The boy took out a mimeographed list. “Your name, sir?”

“Marshall Preminger.”

“Oh,” he said, setting his list aside, “are you related to Mr. Preminger?”

“I’m his son. I live here now.”

“Sir, I’m not doubting your word, but you see in this building the residents all wear blue wristbands. Like the one that woman has on.” He pointed to a sort of strap, rather like a garter or the tag worn by patients in hospitals. Other people wore yellow or red bands, but everybody seemed to have one.

“I see other colors too.”

“The yellow bands are for guests. It’s a code. In this building the guests wear yellow. The red is for visiting residents from another building.

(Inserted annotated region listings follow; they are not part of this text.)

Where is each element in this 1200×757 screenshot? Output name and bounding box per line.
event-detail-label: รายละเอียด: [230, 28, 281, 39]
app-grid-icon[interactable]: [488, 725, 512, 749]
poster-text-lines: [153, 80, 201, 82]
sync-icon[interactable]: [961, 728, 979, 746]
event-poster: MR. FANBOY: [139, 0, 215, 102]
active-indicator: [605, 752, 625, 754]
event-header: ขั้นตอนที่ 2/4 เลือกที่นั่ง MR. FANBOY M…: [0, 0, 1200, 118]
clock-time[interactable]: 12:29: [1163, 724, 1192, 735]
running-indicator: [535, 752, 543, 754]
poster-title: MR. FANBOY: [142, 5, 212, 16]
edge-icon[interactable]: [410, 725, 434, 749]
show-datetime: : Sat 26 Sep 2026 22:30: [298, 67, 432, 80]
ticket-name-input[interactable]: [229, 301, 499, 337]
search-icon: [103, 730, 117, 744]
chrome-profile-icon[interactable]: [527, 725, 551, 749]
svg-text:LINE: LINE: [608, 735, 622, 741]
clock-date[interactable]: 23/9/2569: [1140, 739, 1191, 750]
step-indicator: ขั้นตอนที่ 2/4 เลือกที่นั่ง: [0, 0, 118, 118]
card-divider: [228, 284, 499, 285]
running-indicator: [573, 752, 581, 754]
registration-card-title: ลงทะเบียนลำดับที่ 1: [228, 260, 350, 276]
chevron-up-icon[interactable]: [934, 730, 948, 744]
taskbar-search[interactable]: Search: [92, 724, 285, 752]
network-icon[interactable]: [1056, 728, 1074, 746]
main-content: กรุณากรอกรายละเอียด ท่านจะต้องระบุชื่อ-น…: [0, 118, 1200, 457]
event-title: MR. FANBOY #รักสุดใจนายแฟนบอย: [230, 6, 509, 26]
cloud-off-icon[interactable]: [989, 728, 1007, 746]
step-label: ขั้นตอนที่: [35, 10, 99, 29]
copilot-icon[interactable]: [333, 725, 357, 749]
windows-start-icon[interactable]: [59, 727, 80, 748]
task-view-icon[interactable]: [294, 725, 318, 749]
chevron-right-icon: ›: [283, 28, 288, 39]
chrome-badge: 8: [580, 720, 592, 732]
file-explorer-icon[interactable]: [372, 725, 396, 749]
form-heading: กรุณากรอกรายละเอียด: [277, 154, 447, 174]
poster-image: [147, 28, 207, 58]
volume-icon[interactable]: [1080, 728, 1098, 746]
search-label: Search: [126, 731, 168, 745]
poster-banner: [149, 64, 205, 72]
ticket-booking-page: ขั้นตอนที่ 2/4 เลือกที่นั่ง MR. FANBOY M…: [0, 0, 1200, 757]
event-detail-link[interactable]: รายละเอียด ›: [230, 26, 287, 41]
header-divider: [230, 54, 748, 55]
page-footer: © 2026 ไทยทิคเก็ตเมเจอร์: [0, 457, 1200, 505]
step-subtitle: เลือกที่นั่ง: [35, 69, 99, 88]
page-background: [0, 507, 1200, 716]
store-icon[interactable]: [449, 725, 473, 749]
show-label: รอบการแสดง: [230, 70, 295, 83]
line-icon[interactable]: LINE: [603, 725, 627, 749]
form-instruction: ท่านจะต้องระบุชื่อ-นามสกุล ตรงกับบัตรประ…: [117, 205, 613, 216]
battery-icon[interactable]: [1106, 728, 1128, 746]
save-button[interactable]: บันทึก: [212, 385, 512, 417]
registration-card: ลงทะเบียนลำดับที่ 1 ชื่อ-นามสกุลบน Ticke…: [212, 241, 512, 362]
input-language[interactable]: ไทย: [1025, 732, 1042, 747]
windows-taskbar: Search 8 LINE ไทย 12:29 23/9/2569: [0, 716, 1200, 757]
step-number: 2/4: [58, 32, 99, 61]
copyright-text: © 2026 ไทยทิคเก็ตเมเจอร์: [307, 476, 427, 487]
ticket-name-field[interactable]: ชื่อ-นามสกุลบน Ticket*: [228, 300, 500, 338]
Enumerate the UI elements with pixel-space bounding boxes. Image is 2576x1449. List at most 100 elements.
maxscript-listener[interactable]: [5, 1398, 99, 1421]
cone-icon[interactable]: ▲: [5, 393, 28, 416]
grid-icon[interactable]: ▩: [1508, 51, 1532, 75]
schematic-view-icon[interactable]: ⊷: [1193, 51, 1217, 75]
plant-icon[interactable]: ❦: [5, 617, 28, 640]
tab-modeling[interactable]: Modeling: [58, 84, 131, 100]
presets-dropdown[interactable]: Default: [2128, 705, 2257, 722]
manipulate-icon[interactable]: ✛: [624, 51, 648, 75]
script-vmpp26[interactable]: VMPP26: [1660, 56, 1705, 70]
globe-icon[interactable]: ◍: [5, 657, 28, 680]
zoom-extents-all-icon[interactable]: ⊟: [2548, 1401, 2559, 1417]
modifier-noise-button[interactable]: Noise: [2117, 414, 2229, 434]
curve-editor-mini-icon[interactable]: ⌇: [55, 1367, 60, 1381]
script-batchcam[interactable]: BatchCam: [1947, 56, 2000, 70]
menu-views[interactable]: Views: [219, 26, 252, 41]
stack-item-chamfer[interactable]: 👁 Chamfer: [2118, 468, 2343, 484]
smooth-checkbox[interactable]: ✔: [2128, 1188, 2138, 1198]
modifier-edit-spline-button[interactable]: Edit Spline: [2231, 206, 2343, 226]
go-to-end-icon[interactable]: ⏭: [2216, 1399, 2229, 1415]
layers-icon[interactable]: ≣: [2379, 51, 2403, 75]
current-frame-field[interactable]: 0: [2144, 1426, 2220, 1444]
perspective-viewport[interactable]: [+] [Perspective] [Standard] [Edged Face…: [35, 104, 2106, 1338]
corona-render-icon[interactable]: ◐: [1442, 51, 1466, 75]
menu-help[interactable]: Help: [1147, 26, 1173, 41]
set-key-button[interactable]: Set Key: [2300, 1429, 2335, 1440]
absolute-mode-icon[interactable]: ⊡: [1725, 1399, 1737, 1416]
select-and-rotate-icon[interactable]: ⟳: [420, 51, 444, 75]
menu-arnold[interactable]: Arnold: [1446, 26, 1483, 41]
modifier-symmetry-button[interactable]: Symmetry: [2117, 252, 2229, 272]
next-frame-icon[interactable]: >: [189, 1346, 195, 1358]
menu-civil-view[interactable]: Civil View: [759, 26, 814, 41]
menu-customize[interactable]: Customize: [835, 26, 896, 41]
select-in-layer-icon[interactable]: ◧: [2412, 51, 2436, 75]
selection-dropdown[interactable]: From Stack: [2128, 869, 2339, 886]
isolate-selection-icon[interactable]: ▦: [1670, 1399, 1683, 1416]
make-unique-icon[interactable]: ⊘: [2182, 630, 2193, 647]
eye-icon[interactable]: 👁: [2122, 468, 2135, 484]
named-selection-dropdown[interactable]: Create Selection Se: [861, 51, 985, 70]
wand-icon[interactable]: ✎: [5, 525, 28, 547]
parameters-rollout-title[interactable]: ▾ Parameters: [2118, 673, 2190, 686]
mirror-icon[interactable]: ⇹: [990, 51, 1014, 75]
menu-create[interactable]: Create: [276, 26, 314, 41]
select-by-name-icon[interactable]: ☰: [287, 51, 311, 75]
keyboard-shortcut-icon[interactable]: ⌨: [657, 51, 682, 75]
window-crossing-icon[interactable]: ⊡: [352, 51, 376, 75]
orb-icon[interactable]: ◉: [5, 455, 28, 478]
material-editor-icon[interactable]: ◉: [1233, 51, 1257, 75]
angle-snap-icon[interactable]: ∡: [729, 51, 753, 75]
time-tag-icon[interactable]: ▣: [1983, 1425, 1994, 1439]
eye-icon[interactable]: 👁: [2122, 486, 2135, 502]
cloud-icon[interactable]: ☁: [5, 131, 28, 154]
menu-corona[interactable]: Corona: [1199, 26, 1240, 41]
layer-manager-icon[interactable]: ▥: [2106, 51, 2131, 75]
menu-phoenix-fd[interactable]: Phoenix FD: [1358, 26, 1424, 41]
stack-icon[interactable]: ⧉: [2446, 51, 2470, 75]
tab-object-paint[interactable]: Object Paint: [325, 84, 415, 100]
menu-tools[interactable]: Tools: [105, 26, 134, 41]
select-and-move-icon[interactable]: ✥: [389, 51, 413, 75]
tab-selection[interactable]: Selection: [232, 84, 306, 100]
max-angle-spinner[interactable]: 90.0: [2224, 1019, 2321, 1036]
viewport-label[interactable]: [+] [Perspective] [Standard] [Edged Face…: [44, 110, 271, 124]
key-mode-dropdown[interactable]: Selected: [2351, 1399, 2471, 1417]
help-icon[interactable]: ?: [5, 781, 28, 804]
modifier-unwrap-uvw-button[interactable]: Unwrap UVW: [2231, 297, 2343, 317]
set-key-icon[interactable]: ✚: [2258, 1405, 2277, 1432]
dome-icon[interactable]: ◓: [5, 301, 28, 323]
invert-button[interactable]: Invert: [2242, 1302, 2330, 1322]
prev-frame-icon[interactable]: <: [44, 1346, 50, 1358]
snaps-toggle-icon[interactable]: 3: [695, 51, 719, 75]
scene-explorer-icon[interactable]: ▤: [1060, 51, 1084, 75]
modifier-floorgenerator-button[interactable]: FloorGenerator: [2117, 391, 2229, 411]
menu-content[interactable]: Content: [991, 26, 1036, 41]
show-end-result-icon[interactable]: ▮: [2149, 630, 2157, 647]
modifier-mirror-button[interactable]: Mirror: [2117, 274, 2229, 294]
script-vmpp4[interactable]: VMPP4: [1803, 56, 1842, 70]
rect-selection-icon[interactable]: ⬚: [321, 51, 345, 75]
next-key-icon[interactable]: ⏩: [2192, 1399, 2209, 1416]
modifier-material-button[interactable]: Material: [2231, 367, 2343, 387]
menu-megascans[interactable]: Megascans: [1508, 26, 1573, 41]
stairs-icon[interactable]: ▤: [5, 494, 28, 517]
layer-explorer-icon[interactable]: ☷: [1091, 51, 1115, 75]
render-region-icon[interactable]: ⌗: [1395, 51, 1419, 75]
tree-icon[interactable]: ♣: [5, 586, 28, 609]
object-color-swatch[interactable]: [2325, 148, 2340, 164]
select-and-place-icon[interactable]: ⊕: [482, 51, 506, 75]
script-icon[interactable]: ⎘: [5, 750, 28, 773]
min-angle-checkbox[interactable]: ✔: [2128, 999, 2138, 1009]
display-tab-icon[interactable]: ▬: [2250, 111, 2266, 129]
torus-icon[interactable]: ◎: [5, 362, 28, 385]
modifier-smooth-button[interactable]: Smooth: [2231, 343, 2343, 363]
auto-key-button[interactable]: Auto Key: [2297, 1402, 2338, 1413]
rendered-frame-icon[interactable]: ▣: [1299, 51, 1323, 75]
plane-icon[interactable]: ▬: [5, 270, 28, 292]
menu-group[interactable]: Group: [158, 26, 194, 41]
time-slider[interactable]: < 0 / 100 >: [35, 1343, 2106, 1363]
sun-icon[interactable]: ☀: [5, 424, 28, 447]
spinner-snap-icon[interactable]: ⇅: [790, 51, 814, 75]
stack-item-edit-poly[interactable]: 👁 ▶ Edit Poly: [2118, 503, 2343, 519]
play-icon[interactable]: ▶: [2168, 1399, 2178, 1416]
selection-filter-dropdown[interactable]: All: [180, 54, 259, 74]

In their own pools they might wear yellow bands and the guests would wear blue or red, and their guests yellow.”

“I don’t have a blue band.”

“Sir, all residents are issued a resident band plus two visiting resident and three guest bands.”

“I don’t have any.”

“Sir, your father…I was sorry to hear about what happened. I was teaching him to dive. I saw him do a terrific jack-knife, and the next day he was dead. Your father never swam without his blue band. Did you look around the apartment?” Preminger shook his head. “That might be a good idea. I’m sure you’ll find them.”

“I’m certain I will. I’ll look for them as soon as I go upstairs.”

“Sir,” the lifeguard said, “these rules were set up by the residents themselves. I haven’t the authority to suspend them.” He lowered his voice and spoke confidentially. “Sir, people are watching. You’re putting me on the spot. Could you look for the bands now? As a favor to me?”